Well, why don’t we all click on the Unseemly Button because the hands of time have moved way past the point when these here notes should be posted.

Today, I shall do the long jog, and then I have a lot of work to do on the computer, including some Nudie Musical writing, I have some errands and whatnot to do, some shipping to do, and then I shall find something amusing to eat. I’m going to try and be finished with my daily doings by three so that I can have the rest of the day to myself.

Tomorrow I’ll be addressing and stamping over two hundred boxes, and then I have a couple of lunches and meetings during the rest of the week, and several potential other plans that may or may not happen.

Well, dear readers, I must take the day, I must do the things I do, I must, for example, do the long jog, write, do errands and whatnot, and eat. Today’s topic of discussion: Today we shall write a story on haineshisway.com.
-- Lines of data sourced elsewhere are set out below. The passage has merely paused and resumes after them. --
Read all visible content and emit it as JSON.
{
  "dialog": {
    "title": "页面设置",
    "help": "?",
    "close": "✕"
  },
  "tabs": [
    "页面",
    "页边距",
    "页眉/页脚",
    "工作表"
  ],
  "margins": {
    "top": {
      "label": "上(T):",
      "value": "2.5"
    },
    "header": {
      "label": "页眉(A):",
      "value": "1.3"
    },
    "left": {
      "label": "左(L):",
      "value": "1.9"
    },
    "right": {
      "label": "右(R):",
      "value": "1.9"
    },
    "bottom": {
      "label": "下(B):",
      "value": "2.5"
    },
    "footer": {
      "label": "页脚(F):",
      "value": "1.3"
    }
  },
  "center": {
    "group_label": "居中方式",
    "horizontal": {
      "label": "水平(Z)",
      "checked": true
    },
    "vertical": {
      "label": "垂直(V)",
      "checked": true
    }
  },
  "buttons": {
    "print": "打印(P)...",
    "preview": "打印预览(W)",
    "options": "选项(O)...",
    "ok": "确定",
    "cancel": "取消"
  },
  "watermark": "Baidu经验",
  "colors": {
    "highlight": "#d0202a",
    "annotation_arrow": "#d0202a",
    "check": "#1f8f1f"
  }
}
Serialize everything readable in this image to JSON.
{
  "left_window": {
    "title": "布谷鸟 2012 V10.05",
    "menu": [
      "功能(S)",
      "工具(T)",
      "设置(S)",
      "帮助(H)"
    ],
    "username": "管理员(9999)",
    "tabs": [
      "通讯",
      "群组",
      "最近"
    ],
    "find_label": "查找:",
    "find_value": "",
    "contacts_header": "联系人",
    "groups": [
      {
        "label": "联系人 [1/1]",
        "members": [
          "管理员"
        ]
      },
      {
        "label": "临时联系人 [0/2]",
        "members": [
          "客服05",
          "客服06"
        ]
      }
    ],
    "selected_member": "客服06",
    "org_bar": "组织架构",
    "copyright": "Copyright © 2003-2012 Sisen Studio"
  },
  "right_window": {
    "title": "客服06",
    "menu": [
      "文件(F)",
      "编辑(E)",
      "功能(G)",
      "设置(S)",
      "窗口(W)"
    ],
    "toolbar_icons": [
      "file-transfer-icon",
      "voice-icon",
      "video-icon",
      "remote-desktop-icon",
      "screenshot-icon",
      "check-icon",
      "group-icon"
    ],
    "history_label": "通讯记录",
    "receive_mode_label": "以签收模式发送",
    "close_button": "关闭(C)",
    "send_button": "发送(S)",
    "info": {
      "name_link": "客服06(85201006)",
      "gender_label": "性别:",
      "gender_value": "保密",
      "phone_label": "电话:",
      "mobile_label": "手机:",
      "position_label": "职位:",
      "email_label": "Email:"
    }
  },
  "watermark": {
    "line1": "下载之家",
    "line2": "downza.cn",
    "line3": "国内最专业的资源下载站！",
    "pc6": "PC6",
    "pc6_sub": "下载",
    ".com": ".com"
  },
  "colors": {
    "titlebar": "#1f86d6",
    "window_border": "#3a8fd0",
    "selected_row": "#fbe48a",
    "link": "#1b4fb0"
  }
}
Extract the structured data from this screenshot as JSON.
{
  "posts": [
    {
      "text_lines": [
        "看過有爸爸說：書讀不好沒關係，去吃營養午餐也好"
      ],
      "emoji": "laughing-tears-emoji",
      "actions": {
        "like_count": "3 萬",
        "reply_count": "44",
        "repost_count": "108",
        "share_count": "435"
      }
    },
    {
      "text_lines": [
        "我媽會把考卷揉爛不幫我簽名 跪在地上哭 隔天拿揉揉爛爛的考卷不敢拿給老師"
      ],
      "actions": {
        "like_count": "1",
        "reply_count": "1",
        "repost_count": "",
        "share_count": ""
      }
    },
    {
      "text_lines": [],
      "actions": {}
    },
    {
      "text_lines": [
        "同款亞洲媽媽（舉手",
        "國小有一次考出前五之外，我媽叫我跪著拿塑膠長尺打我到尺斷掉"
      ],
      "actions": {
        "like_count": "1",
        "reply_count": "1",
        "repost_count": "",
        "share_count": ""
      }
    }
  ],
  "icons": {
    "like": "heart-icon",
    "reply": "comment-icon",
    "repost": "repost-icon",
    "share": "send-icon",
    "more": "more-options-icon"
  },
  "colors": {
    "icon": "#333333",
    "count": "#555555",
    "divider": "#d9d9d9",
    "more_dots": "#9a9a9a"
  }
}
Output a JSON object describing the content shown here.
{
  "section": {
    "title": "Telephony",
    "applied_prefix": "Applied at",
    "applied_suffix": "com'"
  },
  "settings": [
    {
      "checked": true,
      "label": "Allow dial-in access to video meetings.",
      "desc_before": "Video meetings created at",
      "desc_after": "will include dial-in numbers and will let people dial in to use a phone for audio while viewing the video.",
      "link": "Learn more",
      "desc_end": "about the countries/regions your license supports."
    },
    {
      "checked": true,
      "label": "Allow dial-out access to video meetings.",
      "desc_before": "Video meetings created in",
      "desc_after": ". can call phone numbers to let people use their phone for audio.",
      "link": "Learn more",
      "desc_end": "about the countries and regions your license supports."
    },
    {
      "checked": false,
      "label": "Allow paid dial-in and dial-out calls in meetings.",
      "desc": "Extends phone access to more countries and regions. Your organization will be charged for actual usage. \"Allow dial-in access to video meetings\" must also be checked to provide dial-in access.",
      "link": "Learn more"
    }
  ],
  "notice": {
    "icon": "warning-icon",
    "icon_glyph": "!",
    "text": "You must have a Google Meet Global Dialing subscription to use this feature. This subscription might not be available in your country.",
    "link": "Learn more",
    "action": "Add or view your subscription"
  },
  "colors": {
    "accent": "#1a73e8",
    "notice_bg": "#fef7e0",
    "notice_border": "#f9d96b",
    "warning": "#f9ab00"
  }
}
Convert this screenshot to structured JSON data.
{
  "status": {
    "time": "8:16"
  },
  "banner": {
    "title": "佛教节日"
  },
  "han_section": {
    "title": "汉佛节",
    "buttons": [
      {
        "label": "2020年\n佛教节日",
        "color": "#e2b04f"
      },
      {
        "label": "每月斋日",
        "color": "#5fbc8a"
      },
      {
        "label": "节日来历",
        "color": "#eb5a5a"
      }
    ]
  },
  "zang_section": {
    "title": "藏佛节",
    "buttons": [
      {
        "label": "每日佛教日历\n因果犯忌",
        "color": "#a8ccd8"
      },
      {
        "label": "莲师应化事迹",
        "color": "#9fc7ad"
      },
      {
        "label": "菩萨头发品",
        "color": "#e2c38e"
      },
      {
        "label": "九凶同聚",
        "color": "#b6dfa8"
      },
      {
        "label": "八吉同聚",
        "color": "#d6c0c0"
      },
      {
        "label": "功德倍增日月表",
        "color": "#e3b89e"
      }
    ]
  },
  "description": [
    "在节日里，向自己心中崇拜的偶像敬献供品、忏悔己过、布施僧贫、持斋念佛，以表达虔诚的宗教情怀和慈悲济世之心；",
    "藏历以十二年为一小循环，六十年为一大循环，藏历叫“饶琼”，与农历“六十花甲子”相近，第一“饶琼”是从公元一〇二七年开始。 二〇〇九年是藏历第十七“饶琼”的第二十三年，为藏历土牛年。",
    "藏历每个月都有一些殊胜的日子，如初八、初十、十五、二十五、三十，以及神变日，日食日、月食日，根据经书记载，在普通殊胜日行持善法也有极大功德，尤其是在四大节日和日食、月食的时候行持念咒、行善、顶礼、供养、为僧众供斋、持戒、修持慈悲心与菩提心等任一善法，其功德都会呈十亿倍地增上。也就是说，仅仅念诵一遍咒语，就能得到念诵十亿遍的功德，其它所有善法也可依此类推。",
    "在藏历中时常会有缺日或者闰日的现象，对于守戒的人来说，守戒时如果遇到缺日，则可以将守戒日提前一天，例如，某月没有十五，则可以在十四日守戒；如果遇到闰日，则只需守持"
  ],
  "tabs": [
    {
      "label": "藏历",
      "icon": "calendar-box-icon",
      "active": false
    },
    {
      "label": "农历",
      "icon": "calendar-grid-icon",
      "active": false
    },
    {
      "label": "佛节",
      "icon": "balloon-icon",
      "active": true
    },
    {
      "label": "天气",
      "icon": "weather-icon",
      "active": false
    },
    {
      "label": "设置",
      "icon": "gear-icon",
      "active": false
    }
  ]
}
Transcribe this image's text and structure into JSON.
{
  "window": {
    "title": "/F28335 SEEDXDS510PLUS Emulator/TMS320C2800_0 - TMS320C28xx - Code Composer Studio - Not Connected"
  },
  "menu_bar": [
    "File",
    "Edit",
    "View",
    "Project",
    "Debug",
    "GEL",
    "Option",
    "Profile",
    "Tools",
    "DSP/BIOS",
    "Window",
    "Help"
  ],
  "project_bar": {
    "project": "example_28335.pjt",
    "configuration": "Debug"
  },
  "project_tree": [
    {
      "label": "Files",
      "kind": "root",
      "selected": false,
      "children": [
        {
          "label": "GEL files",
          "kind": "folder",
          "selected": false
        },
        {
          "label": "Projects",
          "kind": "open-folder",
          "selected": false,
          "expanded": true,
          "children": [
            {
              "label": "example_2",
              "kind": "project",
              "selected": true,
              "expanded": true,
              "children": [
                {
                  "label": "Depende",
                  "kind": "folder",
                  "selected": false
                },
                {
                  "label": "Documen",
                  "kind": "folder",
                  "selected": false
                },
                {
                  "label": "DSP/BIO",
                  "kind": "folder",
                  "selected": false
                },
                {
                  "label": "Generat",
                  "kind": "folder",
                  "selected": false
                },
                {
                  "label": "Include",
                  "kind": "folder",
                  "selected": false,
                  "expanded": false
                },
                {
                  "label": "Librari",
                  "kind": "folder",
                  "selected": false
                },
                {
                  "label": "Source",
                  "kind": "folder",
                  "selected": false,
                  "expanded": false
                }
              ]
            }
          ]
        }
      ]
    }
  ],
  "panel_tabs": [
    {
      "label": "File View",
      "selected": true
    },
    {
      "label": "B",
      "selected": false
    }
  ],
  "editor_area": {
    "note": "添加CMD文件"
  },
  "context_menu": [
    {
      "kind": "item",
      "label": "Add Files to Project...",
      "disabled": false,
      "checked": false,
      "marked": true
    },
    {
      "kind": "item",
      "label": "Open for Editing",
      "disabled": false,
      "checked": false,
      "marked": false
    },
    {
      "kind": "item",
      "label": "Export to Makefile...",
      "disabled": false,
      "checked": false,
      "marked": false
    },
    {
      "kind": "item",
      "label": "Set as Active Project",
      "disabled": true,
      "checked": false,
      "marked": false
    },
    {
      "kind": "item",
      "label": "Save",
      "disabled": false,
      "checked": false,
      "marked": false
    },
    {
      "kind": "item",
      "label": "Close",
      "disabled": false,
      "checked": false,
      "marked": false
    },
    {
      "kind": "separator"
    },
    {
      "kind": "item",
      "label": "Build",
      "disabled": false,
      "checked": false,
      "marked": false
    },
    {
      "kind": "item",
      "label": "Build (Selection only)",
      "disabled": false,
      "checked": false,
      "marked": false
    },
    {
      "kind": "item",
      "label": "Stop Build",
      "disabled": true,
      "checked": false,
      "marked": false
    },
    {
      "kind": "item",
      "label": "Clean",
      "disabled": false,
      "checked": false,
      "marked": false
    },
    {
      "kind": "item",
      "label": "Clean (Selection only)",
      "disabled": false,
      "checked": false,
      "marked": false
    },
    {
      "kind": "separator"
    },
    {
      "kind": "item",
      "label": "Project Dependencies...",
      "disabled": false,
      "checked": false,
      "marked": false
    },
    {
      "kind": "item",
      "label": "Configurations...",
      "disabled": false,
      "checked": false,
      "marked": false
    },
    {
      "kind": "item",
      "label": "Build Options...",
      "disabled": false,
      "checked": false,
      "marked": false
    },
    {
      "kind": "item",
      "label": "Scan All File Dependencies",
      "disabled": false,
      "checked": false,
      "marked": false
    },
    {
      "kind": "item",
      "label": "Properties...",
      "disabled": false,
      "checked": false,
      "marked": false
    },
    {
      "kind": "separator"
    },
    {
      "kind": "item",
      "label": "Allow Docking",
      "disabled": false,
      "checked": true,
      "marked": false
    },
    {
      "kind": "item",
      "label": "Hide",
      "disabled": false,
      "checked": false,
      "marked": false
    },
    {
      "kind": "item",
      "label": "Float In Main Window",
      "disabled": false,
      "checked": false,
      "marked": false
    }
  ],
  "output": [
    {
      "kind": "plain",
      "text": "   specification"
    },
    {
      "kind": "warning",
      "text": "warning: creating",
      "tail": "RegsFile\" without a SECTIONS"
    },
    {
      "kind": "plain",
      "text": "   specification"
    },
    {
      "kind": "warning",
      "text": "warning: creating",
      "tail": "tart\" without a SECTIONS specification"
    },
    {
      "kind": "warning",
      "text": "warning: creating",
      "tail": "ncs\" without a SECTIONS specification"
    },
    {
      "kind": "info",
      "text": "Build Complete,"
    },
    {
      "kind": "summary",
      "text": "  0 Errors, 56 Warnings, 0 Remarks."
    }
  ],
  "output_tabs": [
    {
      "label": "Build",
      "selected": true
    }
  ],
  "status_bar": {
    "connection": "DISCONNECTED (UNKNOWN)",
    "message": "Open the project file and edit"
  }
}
I’m going to give you the beginning, and then each of you can take it from there, always quoting everything that came before, so that you pick up the story from the last person. So, here is the beginning: Dr. Sherwood, who was seventy-eight and still the best damned brain surgeon at County General Hospital, spit out the bite of meat loaf he’d just eaten, saying, ” You pick it up from there. Let’s have loads of lovely postings, shall we, whilst we all applaud the hands of time for giving us an extra hour’s sleep.